Michel Robichaud: le gentleman-farmer de la mode
PORTRAIT. Un temps abonné aux grandes capitales de la mode, il trouve aujourd’hui autant sinon plus de bonheur à se promener sur son domaine à Saint-Étienne-des-Grès…
Retiré de la vie publique depuis près de vingt ans, Michel Robichaud sourit sur le pourquoi de cette discrétion: «J’ai fait ma part.» Durant quatre décennies en effet, dans les revues et à la télévision, son nom était synonyme d’élégance et de raffinement pour les Québécois.
Dans les années 1960, le couturier montréalais se fait remarquer en habillant les hôtesses d’Air Canada puis un peu plus tard, celles d’Expo 67. En 1976, il sera à la tête d’une équipe de quatre designers chargée de confectionner 75 000 uniformes pour les Jeux olympiques de Montréal.
De passage au Québec pour son mariage en 1964, l’actrice Élizabeth Taylor repart avec quelques-unes de ses créations. «C’est à ce moment que je me suis fait véritablement un nom.
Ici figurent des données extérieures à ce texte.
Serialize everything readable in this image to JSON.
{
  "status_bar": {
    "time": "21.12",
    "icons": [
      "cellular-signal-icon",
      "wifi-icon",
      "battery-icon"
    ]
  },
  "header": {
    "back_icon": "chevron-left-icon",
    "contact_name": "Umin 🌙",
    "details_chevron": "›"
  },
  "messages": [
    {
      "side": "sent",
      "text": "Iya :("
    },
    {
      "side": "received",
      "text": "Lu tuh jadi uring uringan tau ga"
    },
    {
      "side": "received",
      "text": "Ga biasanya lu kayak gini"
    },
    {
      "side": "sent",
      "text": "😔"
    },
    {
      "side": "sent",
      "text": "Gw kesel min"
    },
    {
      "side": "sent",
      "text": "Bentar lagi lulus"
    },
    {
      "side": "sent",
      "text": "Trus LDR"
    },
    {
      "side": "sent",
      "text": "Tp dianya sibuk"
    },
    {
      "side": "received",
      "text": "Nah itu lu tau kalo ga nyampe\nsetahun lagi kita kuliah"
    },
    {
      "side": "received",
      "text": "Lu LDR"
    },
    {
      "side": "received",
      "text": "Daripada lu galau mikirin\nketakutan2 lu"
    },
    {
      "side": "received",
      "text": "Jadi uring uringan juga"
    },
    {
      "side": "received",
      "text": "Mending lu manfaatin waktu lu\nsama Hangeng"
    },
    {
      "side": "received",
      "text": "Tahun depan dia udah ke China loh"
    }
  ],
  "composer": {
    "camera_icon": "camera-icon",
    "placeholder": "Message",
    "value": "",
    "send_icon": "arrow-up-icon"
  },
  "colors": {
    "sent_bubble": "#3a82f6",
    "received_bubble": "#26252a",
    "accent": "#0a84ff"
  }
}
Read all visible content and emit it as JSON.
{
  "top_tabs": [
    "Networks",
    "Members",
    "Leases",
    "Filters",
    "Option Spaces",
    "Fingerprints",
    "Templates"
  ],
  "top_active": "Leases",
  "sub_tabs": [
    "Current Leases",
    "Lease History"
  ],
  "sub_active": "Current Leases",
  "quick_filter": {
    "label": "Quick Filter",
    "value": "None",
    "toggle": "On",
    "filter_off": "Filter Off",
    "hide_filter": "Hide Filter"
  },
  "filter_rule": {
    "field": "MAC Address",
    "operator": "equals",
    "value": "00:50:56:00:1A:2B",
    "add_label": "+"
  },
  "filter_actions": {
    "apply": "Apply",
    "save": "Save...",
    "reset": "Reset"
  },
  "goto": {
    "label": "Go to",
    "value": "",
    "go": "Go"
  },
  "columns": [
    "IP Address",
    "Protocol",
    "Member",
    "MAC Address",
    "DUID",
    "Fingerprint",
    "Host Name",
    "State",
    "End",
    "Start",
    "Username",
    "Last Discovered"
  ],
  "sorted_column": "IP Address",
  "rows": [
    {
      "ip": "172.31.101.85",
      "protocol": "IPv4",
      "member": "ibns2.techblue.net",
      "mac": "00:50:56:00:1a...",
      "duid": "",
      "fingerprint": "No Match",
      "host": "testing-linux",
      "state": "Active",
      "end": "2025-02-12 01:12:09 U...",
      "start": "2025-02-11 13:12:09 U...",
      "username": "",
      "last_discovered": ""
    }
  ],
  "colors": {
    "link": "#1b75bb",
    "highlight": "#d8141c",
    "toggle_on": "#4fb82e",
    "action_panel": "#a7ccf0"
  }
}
On en a parlé dans le New York Times et dans les magazines européens», se rappelle-t-il.
L’industrie de la mode existait au Québec lorsqu’il a débuté mais Michel Robichaud a été le premier au milieu des années 1960 à offrir une collection de prêt-à-porter portant son nom. «Ça ne se faisait pas à l’époque», dit-il.
Stagiaire en début de carrière à Paris dans de grandes maisons comme Nina Ricci et Guy Laroche, il habille à son retour à Montréal les grandes familles comme les Bombardier, Desmarais, Simard ainsi que les femmes des premiers ministres. «Je faisais de la haute couture pour me faire connaître mais ce n’est pas ça qui est rentable», explique Michel Robichaud qui a toujours cherché le juste équilibre entre les côtés créatif et entrepreneurial.
Au sommet de sa popularité, la marque Michel Robichaud est rattachée à douze licences (montres, maillots de bain, chapeaux, cravates, jeans, foulards, etc.). «C’était devenu gros et j’ai dû former une équipe car il fallait assurer les créations mais aussi surveiller la production.»
Même s’il a habillé tout le gratin du Québec avec du sur mesure, le couturier a toujours tiré une immense satisfaction à créer des collections prêt-à-porter pour le grand public. «Donner le look d’un vêtement très cher tout en coupant sur des éléments qui sont coûteux à produire, c’est très difficile mais surtout, très satisfaisant quand ça obtient du succès.»
En ce sens, les lignes de vêtements vendues dans les boutiques sont venues combler la véritable ambition de Michel Robichaud. «Moi, ce qui m’a toujours intéressé, c’est d’influencer la mode. De savoir qu’au Québec, c’est Michel Robichaud qui est l’influenceur de la mode. La haute couture, c’est une question d’image et de prestige mais j’ai toujours voulu garder à l’esprit que je ne devais pas créer des vêtements juste pour moi mais aussi pour habiller les Québécoises et Québécois.»
Trouver l’inspiration à Saint-Étienne-des-Grès
S’il a choisi la Mauricie comme terre d’adoption, c’est parce que son épouse Luce est native de Shawinigan. «Nous venions régulièrement voir ses parents et nous cherchions un pied à terre», explique-t-il. Après quelques années dans un chalet sans électricité à Saint-Mathieu-du-Parc, le couple a le coup de foudre pour une ancienne ferme isolée dans un rang de Saint-Étienne-des-Grès.
«En 2021, ça fera 50 ans que nous serons ici. Mon épouse s’implique encore beaucoup dans la paroisse et l’ouvroir. On a agrandi la maison, travaillé sur le terrain, restauré la grange au fil des ans.»
Créateur du premier parfum spécifiquement canadien en 1973, Michel Robichaud dit avoir trouvé l’inspiration en faisant une promenade en fin de journée sur ses terres à Saint-Étienne-des-Grès. «C’était l’été et il y avait un magnifique coucher de soleil à travers les arbres. Le parfum était prêt et il restait à trouver un nom. J’ai dit à mon épouse: on va l’appeler Brunante, ça sera non seulement le premier parfum canadien mais il aura un nom québécois», se remémore le gentleman-farmer de la mode.
Yves Saint-Laurent, l’inspiration
«J’ai eu la chance de voir sa dernière collection chez Dior et sa première dans sa propre maison. Yves Saint-Laurent était un révolutionnaire», témoigne d’admiration Michel Robichaud en évoquant le grand couturier français. Le Montréalais appréciait aussi les créations de Chanel – «plus classique mais avec son propre style» – mais Saint-Laurent demeure le plus grand à ses yeux. «C’était définitivement le plus avant-gardiste. Il est toujours demeuré mon maître.»